The scorecard lives in this file as it accumulates. Format:

### Scorecard — YYYY-MM (quarterly)

| Metric | Value | Trend vs prior quarter |
|---|---|---|
| Active theses | N | ... |
| Median gap to consensus mean | -X% | ... |
| Gap direction distribution (below / aligned / above) | X / Y / Z | ... |
| Triggers fired this quarter | N | ... |
| New buy verdicts | N | ... |
| New pass-with-trigger | N | ... |
| Verdict revisions this quarter | N | ... |

### Notes
[What changed in the kit's behavior this quarter?

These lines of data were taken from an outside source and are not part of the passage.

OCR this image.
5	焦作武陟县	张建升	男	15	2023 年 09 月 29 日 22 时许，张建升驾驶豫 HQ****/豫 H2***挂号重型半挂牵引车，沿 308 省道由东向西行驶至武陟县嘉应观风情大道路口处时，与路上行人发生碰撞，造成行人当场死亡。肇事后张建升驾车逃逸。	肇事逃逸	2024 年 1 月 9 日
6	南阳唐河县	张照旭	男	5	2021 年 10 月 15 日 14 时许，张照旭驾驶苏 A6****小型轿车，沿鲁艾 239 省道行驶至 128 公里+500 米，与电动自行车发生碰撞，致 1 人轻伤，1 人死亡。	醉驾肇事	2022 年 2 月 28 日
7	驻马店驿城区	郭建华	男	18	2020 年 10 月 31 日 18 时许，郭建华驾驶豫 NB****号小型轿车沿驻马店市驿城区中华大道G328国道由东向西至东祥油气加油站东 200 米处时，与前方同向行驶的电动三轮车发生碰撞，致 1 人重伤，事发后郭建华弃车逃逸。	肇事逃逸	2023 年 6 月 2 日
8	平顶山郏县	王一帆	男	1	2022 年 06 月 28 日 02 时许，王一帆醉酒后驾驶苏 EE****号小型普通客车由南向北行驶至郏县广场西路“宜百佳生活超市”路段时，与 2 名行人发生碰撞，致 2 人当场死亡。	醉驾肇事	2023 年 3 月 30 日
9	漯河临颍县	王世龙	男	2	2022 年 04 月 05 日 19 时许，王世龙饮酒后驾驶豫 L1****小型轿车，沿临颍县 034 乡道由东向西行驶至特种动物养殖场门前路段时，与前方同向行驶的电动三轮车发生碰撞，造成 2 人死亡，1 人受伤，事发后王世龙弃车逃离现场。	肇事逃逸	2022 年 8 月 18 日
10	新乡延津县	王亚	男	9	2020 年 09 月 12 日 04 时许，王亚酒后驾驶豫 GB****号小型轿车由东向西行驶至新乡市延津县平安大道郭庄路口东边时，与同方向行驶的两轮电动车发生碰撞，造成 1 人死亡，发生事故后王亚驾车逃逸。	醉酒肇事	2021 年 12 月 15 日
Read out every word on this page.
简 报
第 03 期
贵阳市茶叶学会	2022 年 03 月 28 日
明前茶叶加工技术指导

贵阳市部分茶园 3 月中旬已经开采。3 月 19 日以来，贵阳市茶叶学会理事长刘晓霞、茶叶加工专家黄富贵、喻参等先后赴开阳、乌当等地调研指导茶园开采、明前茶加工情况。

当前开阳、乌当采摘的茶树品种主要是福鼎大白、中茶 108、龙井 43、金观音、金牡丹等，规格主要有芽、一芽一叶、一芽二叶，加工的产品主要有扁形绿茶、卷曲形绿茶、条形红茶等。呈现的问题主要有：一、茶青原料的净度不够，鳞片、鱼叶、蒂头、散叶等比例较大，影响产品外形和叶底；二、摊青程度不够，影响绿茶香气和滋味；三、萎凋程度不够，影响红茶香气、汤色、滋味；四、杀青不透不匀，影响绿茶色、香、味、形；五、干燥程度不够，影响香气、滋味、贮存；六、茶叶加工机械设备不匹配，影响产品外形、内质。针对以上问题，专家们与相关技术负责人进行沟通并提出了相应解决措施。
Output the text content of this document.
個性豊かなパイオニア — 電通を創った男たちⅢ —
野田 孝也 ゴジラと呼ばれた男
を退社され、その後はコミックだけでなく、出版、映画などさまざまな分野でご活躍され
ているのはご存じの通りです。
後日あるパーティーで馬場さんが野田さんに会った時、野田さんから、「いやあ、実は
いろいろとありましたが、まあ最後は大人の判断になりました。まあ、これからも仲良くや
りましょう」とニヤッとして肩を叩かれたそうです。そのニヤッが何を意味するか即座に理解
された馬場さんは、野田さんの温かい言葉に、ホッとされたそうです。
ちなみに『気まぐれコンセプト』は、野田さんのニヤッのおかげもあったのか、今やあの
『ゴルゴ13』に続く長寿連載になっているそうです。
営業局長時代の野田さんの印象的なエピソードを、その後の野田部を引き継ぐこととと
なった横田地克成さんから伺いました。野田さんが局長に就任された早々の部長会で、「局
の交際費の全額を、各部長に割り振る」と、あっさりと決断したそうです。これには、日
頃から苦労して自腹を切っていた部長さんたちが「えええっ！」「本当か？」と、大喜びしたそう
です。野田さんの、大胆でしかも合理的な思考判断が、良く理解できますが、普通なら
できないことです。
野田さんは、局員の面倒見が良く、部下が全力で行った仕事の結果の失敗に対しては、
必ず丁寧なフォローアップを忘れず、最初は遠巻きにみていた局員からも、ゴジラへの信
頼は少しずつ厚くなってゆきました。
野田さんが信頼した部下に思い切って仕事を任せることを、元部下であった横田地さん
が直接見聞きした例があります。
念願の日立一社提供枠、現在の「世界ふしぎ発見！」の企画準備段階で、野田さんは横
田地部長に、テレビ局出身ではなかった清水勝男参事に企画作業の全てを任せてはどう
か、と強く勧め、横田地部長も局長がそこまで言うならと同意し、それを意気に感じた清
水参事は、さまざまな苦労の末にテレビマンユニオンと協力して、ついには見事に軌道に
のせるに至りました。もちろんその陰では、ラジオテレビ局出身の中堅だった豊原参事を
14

Anything to investigate?]

Where this connects

Connection How
consensus-benchmarking The skill that produces the data this file aggregates
_calibration-template Per-thesis tracking; this file is the cross-thesis aggregate
kit-debrief-001-PLTR The first kit retrospective; future retrospectives feed methodology-calibration findings
Backlog If a methodology bias is detected, the fix becomes a P1 backlog item
position-sizing-kelly A persistent over-conservatism bias could be expressed in sizing as well as valuation

When to revise the kit's parameters

The standard for revising load-bearing kit parameters (WACC defaults, terminal-multiple assumptions, EPV vs EPV-plus-growth treatment, MoS thresholds) is high:

  • Evidence: 10+ theses across multiple sectors showing the same directional bias
  • Mechanism: A clear hypothesis for why the current parameter produces the bias
  • Counter-test: The proposed revision, applied retroactively to closed theses, would have changed verdicts in a way that improved record
  • Reversibility: The parameter change is documented in the kit-debrief log so it can be unwound if it makes the record worse

Revisions of load-bearing parameters are Tier 2 changes per Rules — they require user review, not autonomous execution.

Sources

  • Marks, H. (2011). The Most Important Thing. Columbia Business School Publishing. — ch. 17 on tracking one's record.
  • Mauboussin, M. (2012). The Success Equation. Harvard Business Review Press. — separating skill from luck in investment outcomes.
  • Greenwald, B. (2001). Value Investing. Wiley. — the EPV vs EPV-plus-growth distinction whose calibration this file partially audits.
  • Klarman, S. (1991). Margin of Safety. HarperBusiness. — the discipline behind why a deep-value kit should sit below consensus on average, and the discipline behind catching when the gap is bias rather than discipline.

This file is the cross-thesis audit infrastructure. The first entries land as the kit accumulates a record.